For some along the Texas-Mexico border, Edgar Valdez-Villareal is an American success story.
Valdez-Villareal is a wealthy businessman from Laredo, Texas, who has hit the big time, raking in millions of dollars. Now living the good life in Mexico, he drives fancy cars and has been nicknamed "La Barbie," thanks to his good looks.
Beautiful women want to be with him, and back in Texas, kids say they want to be like him.
For more on La Barbie, watch 'World News with Diane Sawyer' tonight on ABC.
"Guys like money," said one male high school student who had heard stories about Valdez-Villareal. "They get fame, they get girls, they get houses. They get everything they want."
But on both sides of the border, police are watching La Barbie, too.
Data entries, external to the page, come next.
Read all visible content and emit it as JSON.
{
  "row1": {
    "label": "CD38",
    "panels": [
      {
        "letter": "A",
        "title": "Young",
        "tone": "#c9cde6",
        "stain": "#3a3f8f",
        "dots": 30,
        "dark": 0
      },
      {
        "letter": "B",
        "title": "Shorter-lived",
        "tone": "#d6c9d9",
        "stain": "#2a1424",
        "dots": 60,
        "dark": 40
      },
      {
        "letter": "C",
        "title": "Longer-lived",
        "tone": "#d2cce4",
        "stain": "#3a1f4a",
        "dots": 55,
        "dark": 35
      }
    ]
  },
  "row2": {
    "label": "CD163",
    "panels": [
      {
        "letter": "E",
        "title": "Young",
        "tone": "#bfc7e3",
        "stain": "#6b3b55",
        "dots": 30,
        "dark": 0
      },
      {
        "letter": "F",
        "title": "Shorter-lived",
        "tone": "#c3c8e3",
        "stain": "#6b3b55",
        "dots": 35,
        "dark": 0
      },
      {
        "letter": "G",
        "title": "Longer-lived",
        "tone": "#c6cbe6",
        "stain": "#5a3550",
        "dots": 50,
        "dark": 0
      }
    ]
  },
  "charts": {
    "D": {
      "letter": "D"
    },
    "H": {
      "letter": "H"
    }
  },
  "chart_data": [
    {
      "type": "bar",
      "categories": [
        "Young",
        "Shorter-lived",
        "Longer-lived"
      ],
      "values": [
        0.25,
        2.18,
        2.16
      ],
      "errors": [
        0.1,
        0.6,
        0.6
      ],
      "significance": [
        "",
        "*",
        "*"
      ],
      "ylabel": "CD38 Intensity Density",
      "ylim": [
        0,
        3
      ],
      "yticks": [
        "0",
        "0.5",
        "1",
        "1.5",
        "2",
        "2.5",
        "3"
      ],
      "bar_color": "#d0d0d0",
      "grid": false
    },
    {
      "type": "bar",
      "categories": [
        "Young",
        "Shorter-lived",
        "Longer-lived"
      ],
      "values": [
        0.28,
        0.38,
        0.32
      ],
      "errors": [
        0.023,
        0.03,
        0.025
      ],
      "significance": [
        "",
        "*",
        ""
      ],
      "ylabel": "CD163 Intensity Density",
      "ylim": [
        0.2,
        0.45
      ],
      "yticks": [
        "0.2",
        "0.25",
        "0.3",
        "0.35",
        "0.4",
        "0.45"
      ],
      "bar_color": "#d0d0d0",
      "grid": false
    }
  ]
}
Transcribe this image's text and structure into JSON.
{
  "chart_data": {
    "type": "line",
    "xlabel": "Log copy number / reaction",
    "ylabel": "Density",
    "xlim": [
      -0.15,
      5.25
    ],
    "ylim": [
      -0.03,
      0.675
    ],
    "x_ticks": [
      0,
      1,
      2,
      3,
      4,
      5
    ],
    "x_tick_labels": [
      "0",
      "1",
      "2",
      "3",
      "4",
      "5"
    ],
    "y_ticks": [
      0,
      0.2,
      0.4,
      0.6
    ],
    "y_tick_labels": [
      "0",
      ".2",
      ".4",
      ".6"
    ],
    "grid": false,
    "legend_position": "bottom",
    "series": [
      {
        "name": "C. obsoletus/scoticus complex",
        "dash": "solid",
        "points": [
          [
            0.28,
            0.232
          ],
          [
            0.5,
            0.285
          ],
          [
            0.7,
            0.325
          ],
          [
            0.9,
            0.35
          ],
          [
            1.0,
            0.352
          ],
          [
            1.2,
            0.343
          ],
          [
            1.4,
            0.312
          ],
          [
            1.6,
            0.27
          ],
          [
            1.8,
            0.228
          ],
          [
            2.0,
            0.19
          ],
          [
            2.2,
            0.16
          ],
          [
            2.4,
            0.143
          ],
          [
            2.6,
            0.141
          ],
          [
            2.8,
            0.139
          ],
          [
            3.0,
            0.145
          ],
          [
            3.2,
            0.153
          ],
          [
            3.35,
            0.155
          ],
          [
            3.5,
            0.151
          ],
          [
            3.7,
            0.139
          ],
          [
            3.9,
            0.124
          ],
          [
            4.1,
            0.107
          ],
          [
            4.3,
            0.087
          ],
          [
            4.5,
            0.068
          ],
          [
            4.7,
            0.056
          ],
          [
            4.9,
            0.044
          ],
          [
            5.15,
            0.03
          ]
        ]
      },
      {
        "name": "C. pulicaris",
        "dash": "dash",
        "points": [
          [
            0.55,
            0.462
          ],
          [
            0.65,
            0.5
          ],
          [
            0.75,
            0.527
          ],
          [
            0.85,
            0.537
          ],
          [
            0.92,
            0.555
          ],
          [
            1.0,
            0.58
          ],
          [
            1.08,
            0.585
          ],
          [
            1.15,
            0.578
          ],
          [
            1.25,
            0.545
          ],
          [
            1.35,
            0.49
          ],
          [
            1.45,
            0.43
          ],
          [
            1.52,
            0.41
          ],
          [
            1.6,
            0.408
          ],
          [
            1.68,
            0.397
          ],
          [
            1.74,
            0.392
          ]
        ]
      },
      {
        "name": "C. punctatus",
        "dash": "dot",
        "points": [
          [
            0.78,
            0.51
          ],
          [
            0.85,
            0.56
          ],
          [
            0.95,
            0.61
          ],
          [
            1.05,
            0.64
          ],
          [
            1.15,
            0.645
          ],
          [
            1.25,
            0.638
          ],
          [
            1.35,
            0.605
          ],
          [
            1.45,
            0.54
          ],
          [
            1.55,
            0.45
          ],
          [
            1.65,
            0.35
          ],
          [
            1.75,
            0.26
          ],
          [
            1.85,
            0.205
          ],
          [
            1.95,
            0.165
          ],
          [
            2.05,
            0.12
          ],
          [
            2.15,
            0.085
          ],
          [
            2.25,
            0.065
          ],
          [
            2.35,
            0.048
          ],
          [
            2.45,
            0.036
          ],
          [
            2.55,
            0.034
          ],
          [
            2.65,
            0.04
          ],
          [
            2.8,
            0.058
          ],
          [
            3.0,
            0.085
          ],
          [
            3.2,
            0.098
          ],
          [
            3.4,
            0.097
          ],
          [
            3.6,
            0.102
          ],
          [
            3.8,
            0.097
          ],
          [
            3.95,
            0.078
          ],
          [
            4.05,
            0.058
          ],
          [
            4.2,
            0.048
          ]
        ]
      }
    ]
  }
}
They say they he is involved in drug smuggling, money laundering and murder.
Experts in narco terrorism told ABC News that the 36-year-old modern day mobster is on the verge of becoming a top boss within a Mexican drug cartel, the first American ever to do so.
"La Barbie is a fascinating character that has reached the proportions of myth," said Fred Burton, vice president of intelligence for Stratfor Global Intelligence, who has followed Valdez-Villareal's rise to power. Burton is a former counterterrorism agent with the U.S. State Department.
"He's a kid you would not expect, coming from a nice family, upper-middle class, living the American dream," Burton said. "And the next thing you know, he's swallowed up in this narco business and has become highly successful."
So how did Valdez-Villareal go from being a high school football standout in Texas to one of the most wanted narco bosses in Mexico? Authorities say it all began by selling pot on the streets of Laredo.
"We were going to buy 300 pounds of marijuana. We met up with him, we talked, we negotiated," recalled Webb County Sheriff Martin Cuellar.
When the officers went to complete the deal, Valdez-Villareal never showed up.
"You know, I guess he smelled something," said Cuellar.
Soon, Valdez-Villareal took his drug business across the border, where his charisma, personality and fluency in English and Spanish put him in the good graces of the drug cartel leaders.
"He knows both sides," said a Texas homicide detective who asked ABC News to keep his identity a secret. "He knows our way of thinking, our ways of operating, so he uses that to his advantage. It helps him tremendously."
The detective says that La Barbie quickly went from pot dealer to cartel hit man.
"That's how he started building a name for himself," the detective said, claiming that Valdez-Villareal had personally killed or ordered the deaths of hundreds of people.
La Barbie became the enforcer for a major drug cartel, waging war against another cartel, officials say. In 2005 and 2006, the border city of Nuevo Laredo was their battlefield, where there were nearly 200 murders a year.
"This is like the mafia wars of the '50s and '60s playing out in New York City as to which crime family is going to take control," said the detective.
So brazen is Valdez-Villareal, authorities said, that he sent a message to the Mexican government printed in a local newspaper.
Filmmaker Rusty Fleming, who researched Valdez for his film 'Drug Wars,' summarized the message, saying, "You're never going to eradicate the supply of dope any more than you are going to eradicate the demand ... somebody's going to do it and I'm the lesser of all evils. We don't kill women and children. [...] If you're going to have somebody smuggling drugs through our country to the U.S. and the world, it should be me."
Where is Edgar Valdez-Villareal now? Some say he's on the beach in Acapulco, hiding out in plain sight.
"He's probably had some plastic surgery," speculated Fleming. "Many of your high level drug lords, especially those wanted in the U.S., do some kind of facial reconstruction or something to alter their looks."
On the American side of the border, ABC News tracked down Valdez-Villareal's mother, who described him as a good man, but admitted she hasn't heard from her son "in a very long time."
"There is never a good outcome with a kid like this," said the detective, who asked to remain anonymous. "He's either going to be killed or captured by the Mexican military or federal police inside of Mexico, or he is going to die in a hail of bullets by a cartel rival."
That's the tragic, high price of crime in the Mexican drug wars.